Uzaylılar tarafından kendisine mesajlar gönderildiğini iddia eden bir kadının çevresinde toplanmış olan tarikat üyeleri 21 Aralık’ta yeryüzünün bir tufan sonucunda yok olacağına ama kendilerinin bir uzay gemisi tarafından kurtarılacağına inanmışlardır. Tarikata sızan sosyal psikologların da gözlemlediği süreçte 21 Aralık gece yarısına kadar beklendiği halde kıyamet kopmayınca grup üyelerinden çok azı inançlarını sorgulama gereği duymuş, çoğunluk ise “İnsanlığa ikinci bir şans daha tanındığı için tufan ertelendi” şeklindeki mesaj doğrultusunda inançlarına daha da sıkı sarılmışlardır. Çünkü yanılmış olmayı kabullenmeleri o güne kadar yaptıkları fedakarlıkların, göze aldıkları kayıpların boşa gitmesi ve diğer insanlar karşısında zavallı durumuna düşmek demektir.
***
Bu deneyden bir süre sonra insanın inancıyla bilgisi arasındaki çatışmanın ortaya çıkardığı psikolojik durumu “Bilişsel Uyumsuzluk” olarak tanımlayıp ilgili teorisini geliştirmiş olan Festinger bilahare yine bu mesele hakkında meslektaşı Merrill Carlsmith ile beraber ilginç bir deney gerçekleştirir. Deneye katılan üniversite öğrencilerine birtakım sıkıcı işler yaptırılır. Sonra bunların her birine bir sonraki deneğe yaptığı işin çok eğlenceli olduğunu söylemesi istenir.

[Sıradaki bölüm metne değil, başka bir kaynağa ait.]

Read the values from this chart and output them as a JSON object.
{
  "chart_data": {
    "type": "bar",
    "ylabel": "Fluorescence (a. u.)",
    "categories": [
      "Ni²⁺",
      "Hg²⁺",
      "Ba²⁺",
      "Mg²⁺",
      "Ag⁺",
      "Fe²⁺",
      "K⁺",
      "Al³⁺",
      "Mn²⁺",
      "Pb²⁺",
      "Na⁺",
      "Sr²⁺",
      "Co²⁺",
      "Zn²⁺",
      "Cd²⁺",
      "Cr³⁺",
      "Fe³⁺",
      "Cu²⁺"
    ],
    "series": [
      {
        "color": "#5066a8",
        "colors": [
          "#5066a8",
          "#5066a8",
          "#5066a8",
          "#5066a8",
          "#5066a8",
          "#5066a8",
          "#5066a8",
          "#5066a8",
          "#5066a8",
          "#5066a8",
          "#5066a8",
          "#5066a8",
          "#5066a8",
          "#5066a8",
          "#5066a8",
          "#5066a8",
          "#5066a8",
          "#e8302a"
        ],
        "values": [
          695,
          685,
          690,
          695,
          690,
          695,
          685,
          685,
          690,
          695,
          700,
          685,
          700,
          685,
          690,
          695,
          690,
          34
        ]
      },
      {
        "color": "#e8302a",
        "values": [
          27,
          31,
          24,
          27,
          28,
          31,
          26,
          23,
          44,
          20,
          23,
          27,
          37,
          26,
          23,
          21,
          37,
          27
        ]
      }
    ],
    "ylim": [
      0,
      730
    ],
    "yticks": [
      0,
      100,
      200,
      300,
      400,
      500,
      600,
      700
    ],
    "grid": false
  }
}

Yalnız bu işin karşılığı olarak öğrencilerin bir kısmına 20 dolar, bir kısmına ise 1 dolar teklif edilir, bir kısmından ise bu görev karşılıksız olarak istenir. (1950’lerde bir öğrenci için 20 dolar iyi paradır, 1 dolar da bugünkü 10 dolar gibi bir şey.) Ancak hepsi aynı yalanı söyleyen bu denekler daha sonra araştırmacıların anket sorularına cevap verirken hiç para almayanlar ve 20 dolar almış olanlar yapılan işin sıkıcı olduğunu belirtirler, 1 dolar alanlar ise işten çok keyif duyduklarını ve tekrar yapmak isteyeceklerini ifade ederler.
Çünkü 20 dolar alanlar bu paranın yalan söylemelerine değdiğini düşünerek gerçeklikle bağlarını koparmamışlardır. Para almaksızın bu işi yapanlar da gerçeklikten kaçma ihtiyacı duymamışlardır. 1 dolar alanlar ise bu küçük miktarın yapılan işe değmediğini düşündükleri için gerçeklik algıları ile davranışları arasında ortaya çıkan -ve kendilerini rahatsız eden- uyumsuzluğu gidermek için zihinlerinde gerçekliği deforme ederek deney sırasında yaptıkları işin eğlenceli bir iş olduğuna (yani yalan söylememiş olduklarına) kendilerini inandırmışlardır.